La pédagogie inversée : les échanges en commun et les cours chez soi

Formation continue — Publié le 07/06/2016

Dans le modèle de la classe inversée, les leçons sont exportées en dehors de la classe, par l’intermédiaire de vidéos, de podcasts ou de textes à lire. 

Le temps d’interaction entre l’enseignant et les élèves peut donc être utilisé pour réaliser des activités et développer des compétences. On passe d’une logique de face à face à une logique de côte à côte.

L’acquisition des savoirs « théoriques » s’exerce chez soi : le lien avec l’enseignant se fait via une plateforme d’apprentissage aussi appelée LMS (Learning Management System). Le professeur y met à disposition les documents à étudier, les vidéos à visionner et les exercices à faire. Des quizz de type QCM peuvent aussi être proposés pour valider les connaissances du participant. L’apprenant progresse à son rythme et peut échanger avec l’enseignant comme avec les autres participants par le biais d’un forum privé. Cela se prépare dès le plus jeune âge et des expérimentations se développent à l’école, comme la première semaine de la classe inversée qui a eu lieu en janvier 2016.

Collaboratif et coopératif, en formation aussi

Lorsque la classe est inversée, le rythme change.
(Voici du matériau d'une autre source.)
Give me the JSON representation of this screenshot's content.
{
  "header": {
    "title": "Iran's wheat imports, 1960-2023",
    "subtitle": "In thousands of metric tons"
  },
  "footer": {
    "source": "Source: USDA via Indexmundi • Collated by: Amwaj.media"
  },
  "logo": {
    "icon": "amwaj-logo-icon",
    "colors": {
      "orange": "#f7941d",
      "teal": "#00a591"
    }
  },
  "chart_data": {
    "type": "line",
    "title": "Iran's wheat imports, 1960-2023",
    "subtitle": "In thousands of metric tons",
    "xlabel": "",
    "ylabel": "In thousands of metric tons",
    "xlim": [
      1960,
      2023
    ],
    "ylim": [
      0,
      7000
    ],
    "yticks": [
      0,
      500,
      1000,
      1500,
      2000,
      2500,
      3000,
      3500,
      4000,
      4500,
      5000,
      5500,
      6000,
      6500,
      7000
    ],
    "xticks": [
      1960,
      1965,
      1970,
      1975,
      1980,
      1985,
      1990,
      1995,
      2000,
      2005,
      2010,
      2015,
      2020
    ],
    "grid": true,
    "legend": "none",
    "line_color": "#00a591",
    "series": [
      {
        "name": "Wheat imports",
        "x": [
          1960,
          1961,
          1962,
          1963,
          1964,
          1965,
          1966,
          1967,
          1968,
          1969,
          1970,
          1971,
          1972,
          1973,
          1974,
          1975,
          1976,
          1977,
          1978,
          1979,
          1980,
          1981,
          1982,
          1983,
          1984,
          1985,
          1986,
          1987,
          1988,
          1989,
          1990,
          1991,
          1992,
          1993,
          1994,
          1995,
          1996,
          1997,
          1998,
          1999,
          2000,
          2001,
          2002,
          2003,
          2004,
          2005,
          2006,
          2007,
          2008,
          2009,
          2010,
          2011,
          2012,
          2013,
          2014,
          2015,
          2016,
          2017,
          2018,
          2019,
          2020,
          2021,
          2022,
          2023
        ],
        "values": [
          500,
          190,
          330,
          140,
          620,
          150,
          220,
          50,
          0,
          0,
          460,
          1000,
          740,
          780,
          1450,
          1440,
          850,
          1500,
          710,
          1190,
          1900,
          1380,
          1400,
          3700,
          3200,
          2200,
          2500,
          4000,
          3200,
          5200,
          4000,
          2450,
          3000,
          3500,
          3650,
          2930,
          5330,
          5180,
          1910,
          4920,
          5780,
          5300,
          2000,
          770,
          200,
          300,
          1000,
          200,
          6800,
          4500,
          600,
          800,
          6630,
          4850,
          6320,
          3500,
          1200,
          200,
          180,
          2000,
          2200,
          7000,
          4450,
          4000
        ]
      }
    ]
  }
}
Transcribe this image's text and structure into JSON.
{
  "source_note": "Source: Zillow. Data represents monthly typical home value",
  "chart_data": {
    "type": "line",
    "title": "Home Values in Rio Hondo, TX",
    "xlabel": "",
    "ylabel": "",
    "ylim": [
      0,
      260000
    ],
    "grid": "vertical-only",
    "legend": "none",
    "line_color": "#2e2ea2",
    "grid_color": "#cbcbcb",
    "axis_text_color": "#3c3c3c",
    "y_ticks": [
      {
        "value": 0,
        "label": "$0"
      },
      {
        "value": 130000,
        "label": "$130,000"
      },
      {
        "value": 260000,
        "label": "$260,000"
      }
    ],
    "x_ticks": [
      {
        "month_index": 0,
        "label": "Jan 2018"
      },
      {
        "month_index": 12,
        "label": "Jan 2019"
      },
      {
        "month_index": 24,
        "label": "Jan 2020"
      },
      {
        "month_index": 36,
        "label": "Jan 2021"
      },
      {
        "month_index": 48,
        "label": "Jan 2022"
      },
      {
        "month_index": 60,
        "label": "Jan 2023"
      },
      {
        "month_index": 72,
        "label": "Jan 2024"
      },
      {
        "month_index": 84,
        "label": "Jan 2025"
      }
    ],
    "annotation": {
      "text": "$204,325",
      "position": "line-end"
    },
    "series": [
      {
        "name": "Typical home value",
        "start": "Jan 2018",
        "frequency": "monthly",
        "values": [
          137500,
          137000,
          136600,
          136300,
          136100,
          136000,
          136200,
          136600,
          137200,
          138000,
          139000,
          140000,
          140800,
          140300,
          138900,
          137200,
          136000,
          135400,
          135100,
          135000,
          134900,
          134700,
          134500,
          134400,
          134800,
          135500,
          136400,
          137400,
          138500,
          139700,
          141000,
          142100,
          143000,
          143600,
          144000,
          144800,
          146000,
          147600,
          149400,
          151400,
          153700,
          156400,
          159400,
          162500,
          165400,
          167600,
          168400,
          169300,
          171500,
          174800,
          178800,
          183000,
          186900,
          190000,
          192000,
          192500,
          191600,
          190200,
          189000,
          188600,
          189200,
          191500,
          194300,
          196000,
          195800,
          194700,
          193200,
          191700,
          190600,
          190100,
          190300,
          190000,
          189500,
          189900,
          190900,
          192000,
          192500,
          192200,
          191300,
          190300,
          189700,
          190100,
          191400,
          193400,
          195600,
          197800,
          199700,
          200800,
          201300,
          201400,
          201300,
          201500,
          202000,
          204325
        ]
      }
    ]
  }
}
Comme une partie du travail est réalisée hors présentiel, le temps en commun avec l’intervenant est utilisé à d’autres fins que la transmission d’information « top down ». Ainsi les participants à une formation peuvent-ils consacrer ce temps-là à des échanges entre eux, de façon plus « horizontale ». C’est ainsi que de nombreuses innovations ont déjà vu le jour, que mettent en pratique nombre d’organismes de formation.

S’inspirant des modes collaboratifs qui ont le vent en poupe, ils développent partage, échange et collaboration en formation aussi.

Plusieurs modes de pédagogie collaborative existent : les jeux, la pédagogie numérique (en mode hybride, dans les forums et les contributions attendues des participants), les exercices en sous-groupe, ou encore les fablabs.